The street about me roared with a deafening sound.
Tall, slender, in heavy mourning, majestic grief,
A woman passed, with a glittering hand
Raising, swinging the hem and flounces of her skirt.

Where are the “agile and graceful legs” that obsessed the Bad Boy poet? “The sweetness that enthralls and the pleasure that kills” is nowhere to be found. A half a mile north, I encounter a couple of teenagers making out at the Center of the Universe, but that’s about as sensual as my voyage gets. The City of Lights, Tulsa is not.
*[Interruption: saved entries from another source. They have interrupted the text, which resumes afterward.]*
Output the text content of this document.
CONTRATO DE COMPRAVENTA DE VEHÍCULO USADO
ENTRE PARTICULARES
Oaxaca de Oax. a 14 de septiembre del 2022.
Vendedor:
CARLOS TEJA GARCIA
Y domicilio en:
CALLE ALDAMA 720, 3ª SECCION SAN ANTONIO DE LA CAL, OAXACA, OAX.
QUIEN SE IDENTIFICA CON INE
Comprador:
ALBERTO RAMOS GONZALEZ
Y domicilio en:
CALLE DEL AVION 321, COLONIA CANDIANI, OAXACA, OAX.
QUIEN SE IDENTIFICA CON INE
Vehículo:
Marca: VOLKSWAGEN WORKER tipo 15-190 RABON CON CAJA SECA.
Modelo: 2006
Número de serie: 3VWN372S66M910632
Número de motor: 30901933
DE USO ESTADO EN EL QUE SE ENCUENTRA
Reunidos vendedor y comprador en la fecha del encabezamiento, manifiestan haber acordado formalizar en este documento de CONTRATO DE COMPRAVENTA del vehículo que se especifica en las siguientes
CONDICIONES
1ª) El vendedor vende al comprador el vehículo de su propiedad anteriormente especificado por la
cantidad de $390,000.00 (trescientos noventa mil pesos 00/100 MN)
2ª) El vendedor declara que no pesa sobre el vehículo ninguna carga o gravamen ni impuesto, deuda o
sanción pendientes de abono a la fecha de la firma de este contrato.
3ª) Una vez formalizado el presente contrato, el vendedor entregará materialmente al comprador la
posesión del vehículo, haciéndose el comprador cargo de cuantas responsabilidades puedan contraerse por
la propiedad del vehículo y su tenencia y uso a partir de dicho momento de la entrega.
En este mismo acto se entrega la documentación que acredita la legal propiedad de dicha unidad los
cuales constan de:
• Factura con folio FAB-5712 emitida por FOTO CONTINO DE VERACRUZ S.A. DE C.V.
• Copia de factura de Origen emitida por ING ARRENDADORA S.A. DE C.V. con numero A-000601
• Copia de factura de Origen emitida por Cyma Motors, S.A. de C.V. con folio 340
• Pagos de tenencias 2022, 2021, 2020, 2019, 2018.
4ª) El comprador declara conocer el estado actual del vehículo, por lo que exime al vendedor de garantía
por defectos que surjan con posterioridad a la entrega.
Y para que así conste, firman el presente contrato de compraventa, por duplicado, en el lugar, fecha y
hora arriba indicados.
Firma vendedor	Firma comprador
I’ve made it downtown by 3 p.m. so I set off for Greenwood, imagining the blaze of madness that engulfed Tulsa ninety years ago. There are plaques on Archer Street commemorating the businesses and residences destroyed in the Riot, sometimes three per block. How long have these plaques been here? Once again, I am the only pedestrian in sight, raising the question of who ever reads or notices these small plaques in the sidewalk. I walk up and down Greenwood, my head buzzing with noise of I-244 and thoughts of the Riot. A man with a three-legged dog is talking on his cell phone.

I cross back over the track and spot a couple of pedestrians heading into McNellie’s. It’s almost 4 p.m. and my legs are weary. The drift is pulling this buffalo-flâneur towards the bar, so I follow the couple inside. I take a seat by the window, watching for others caught in the drift of the city. After a few minutes, the Edward Hopperish loneliness wears off and I am simply bored. I check my iPhone and text my wife. I need a ride home.